Essa disposição, que encontrei no Diario do governo, diz o seguinte.
(Leu.)
"Artigo 47.° Os cargos da direcção e da mesa da assembléa geral são entre si incompativeis.
"Artigo 48.° Não podem ser simultaneamente membros da direcção e do conselho fiscal individuos que tenham entre si sociedade ou parentesco até ao quarto grau.
"Artigo 49.° Não se dá incompatibilidade entre os membros effectivos e substitutos de um mesmo corpo, mas o substituto que for parente ou socio do vogal effectivo só póde ser chamado ao serviço na falta ou impedimento do mesmo vogal.
"Artigo 50.° Não podem ser eleitos membros da direcção nem do conselho fiscal os accionistas que negociarem nos mesmos generos em que negoceia a companhia."
"Artigo 51.° Não podem igualmente ser eleitos membros da direcção nem do conselho fiscal:
"1.° Os devedores á companhia;
"2.° Os fiadores dos seus devedores ou dos seus empregados;
"3.° Os que com ella tiverem contratos;
"4.° Os que com ella tiverem pleitos.
"Artigo 52.° No caso de incompatibilidade, a eleição para a direcção prefere a todos os. outros cargos, e a eleição para o conselho fiscal prevalece sobre a eleição para a mesa da assembléa geral. Se a incompatibilidade se der entre pessoas do mesmo corpo, eleitas no mesmo acto, prefere a mais votada, e sendo igual o numero de votos proceder-se-ha como no caso de empate, (artigo 43.° § unico).
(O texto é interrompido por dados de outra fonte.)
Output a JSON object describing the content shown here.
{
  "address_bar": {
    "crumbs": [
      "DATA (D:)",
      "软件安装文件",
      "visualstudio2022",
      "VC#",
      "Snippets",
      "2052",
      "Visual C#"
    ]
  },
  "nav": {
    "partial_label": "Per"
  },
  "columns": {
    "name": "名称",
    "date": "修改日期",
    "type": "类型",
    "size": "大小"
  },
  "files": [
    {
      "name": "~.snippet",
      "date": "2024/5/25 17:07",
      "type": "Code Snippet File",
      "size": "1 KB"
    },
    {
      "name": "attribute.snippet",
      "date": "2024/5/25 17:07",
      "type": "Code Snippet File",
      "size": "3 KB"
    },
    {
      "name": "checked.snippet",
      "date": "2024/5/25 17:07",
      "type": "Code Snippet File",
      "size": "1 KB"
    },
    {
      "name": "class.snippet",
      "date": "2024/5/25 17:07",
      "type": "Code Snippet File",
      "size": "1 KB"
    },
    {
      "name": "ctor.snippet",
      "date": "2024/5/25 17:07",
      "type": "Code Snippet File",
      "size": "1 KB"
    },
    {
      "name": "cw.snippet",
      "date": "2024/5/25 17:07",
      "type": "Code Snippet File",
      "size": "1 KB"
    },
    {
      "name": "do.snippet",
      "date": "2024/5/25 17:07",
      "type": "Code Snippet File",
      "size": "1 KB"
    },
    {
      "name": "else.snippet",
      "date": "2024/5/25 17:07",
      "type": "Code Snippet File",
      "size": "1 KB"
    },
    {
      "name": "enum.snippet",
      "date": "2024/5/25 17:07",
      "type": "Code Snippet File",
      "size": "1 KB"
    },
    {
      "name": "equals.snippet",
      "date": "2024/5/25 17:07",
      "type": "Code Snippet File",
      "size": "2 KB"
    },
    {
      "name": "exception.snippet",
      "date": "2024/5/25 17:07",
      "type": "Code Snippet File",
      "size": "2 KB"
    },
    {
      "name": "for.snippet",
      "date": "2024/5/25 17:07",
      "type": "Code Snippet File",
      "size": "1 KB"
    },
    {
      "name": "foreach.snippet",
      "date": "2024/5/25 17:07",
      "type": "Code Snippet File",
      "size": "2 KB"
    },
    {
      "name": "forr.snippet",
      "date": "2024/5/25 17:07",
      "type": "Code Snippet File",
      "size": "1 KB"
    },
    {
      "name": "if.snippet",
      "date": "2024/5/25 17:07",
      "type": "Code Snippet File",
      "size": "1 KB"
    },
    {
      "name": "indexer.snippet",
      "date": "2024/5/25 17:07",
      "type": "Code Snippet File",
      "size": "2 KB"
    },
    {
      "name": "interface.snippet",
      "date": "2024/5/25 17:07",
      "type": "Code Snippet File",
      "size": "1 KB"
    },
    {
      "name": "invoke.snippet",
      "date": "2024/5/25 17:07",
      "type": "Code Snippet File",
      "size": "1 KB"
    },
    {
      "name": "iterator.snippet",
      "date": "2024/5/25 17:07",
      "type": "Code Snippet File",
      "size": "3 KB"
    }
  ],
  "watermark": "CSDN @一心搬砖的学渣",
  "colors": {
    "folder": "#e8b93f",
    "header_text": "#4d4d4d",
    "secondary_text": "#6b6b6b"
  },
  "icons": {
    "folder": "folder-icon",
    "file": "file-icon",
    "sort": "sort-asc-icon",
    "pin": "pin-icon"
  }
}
Eis aqui a sancção desses principio por uma companhia importante que sabe zelar os seus interesses.
E estes factos são a approvação mais formal das minhas idéas, que converti em preceitos na proposta de lei sobre incompatibilidades que aqui apresentei ha tantos annos!
Nada mais direi, e concluirei repetindo o que disse ao tomar a palavra, que v. exa. teve a bondade de me conceder nesta occasião, e vem a ser: que não voto o projecto em discussão, nem votarei reforma alguma d'esta camara, ou do parlamento em geral, sem que se haja votado a lei sobre incompatibilidades, porque sem isto póde resultar o demorar-se o effeito que hão de ter os principios verdadeiros, segundo os quaes não devem os interessados nos objectos ser os proprios que decidam d'elles. A lei de suspeições para os magistrados mostra essa verdade, e portanto que é indispensavel que haja uma lei de incompatibilidades, porque assim como os juizes, quando se acham em determinadas circumstancias, não podem julgar de certas causas, assim tambem as pessoas que estão ligadas a certos interesses não devem fazer parte de assembléas, onde se tem que julgar esses interesses, ou, para melhor dizer, os do paiz, aos quaes muitas vezes aquelles outros podem ser oppostos. Sem a lei do incompatibilidades não ha, pois, independencia possivel no parlamento.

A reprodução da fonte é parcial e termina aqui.